DWC 24 - Tamu Misterius

Kami berdua terbangun, bukan karena mimpi yang sama lagi, tapi karena mendengar ketukan di balik pintu. Seperti biasa, aku dan Wilhelm saling berpandangan terlebih dahulu, memastikan bahwa benar kami memiliki mimpi yang berbeda, kemudian rangkaian ketukan kedua terdengar.

“Sebentar!” ujar Wilhelm yang kemudian turun dari kasur dan membuka pintu kamar kami.

Kunci diputar, pintu pun dibuka.

“Ah, maaf mengganggu pagi-pagi.”

“Mencari siapa?” tanya saudara kembarku.

Dari atas kasur, aku melihat seorang pria, mungkin lima sampai delapan tahun lebih tua daripada kami, tingginya hampir sama dengan kami berdua. Ia mengenakan luaran panjang sampai mata kaki berwarna putih, dengan kemeja dan celana sampai pantofel serba hitam, tetapi wajahnya adalah wajah yang tidak pernah kami temui di sekitar kami.

“Bagaimana menjelaskannya ya,” ia tampak berpikir sesaat, “begini, aku sedang mencari si kembar Grimm, apakah aku berada di kamar yang tepat?”

“Ya, itu kami,” jawabku.

“Bagus! Aku sedang memerlukan salinan cerita mimpi kalian di hari kedua, tentu saja jika kalian berkenan.”

Wilhelm menengok ke arahku, begitu juga aku bertatapan dengannya.

“Asalkan kau tidak mengakuinya sebagai ceritamu sendiri.” Wilhelm memberi syarat.

“Tentu! Aku adalah pembaca yang paham etika.” Ia menjawan dengan sangat percaya diri.

Singkat cerita Wilhelm membiarkannya masuk dengan kamar kami, meski aku memasang kecurigaanku pada dia. Tidak ada barang berharga yang patut ia tandai di sini, jika ia adalah pencuri, tetapi pakaiannya menunjukkan yang sebaliknya kalau boleh dibilang jujur.

Wilhelm sedang membuat salinan cerita Hans dan Greta saat lelaki itu berdiri bersandar di tembok kamar kami, lantaran tidak ada kursi lainnya, tangannya bersedekap dan wajahnya serius menatap ke arah kertas mesin tik.

“Kalian memiliki kemampuan di mana dapat melihat mimpi yang sama, bukan?” tanya lelaki itu.

“Ya,” jawabku.

Lelaki itu tersenyum. “Suatu hari, mimpi-mimpi itu akan jadi besar, jangan dianggap remeh.”

Aku tidak paham maksudnya, tetapi laki-laki itu tidak berbicara apapun lagi.

“Selesai, ini dia.” Wilhelm menyerahkan teks itu kepada lelaki misterius yang bertamu ke kamar kami di pagi hari.

“Terima kasih, ini akan sangat membantu! Kalau begitu, aku akan berpamitan,” ujarnya sambil berbalik badan.

“Ah, tunggu!” Aku berteriak. “Paling tidak, kami perlu tahu siapa namamu!”

Tetapi terlambat, pintu menutup tanpa bisa aku dan Wilhelm tahan. Namun, saudara kembarku segera beranjak dari kursi dan membuka pintu kamar.

Kosong.

Lelaki itu sudah tidak ada, bahkan jejaknya hilang.

Saudaraku itu mengambil sebuah kertas yang diletakkan di depan pintu, ia menyerahkannya padaku.

“Apakah kita sedang bermimpi?” tanya Wilhelm.
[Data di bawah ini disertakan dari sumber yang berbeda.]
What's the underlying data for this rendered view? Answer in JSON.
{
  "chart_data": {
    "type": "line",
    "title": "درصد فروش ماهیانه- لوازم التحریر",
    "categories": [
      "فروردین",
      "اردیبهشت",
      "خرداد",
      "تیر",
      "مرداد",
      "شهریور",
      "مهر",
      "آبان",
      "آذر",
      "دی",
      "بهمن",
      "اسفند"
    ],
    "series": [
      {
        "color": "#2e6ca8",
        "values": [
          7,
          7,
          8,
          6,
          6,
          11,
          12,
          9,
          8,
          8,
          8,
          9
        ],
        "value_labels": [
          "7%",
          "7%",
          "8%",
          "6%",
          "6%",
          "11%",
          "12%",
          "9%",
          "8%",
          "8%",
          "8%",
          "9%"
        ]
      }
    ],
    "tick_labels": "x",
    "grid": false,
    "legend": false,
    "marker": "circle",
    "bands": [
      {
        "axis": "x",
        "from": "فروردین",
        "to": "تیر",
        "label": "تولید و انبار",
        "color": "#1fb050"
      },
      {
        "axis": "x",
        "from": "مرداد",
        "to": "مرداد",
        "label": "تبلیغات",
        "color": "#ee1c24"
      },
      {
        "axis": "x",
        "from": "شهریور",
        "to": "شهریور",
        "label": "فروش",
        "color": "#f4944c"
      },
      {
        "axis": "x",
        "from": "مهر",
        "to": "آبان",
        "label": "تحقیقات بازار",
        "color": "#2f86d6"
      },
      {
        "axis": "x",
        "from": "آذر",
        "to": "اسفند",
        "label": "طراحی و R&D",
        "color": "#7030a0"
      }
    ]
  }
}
Aku mencubit lenganku, sakit. “Tidak.”

Lalu aku mengambil kertas yang disodorkan Wilhelm, di sana tertulis sebuah kalimat berbunyi: “namaku Kim Dokja, mari kita bertemu lagi suatu saat nanti.”

“Nama yang asing.” Wilhelm mengamini ucapanku.

Kira-kira siapa tau misterius yang membutuhkan kisah Hans dan Greta itu?

*

Karakter yang di-cross over di bab ini adalah Kim Dokja dari Omniscient Reader's Viewpoint karya SingSong.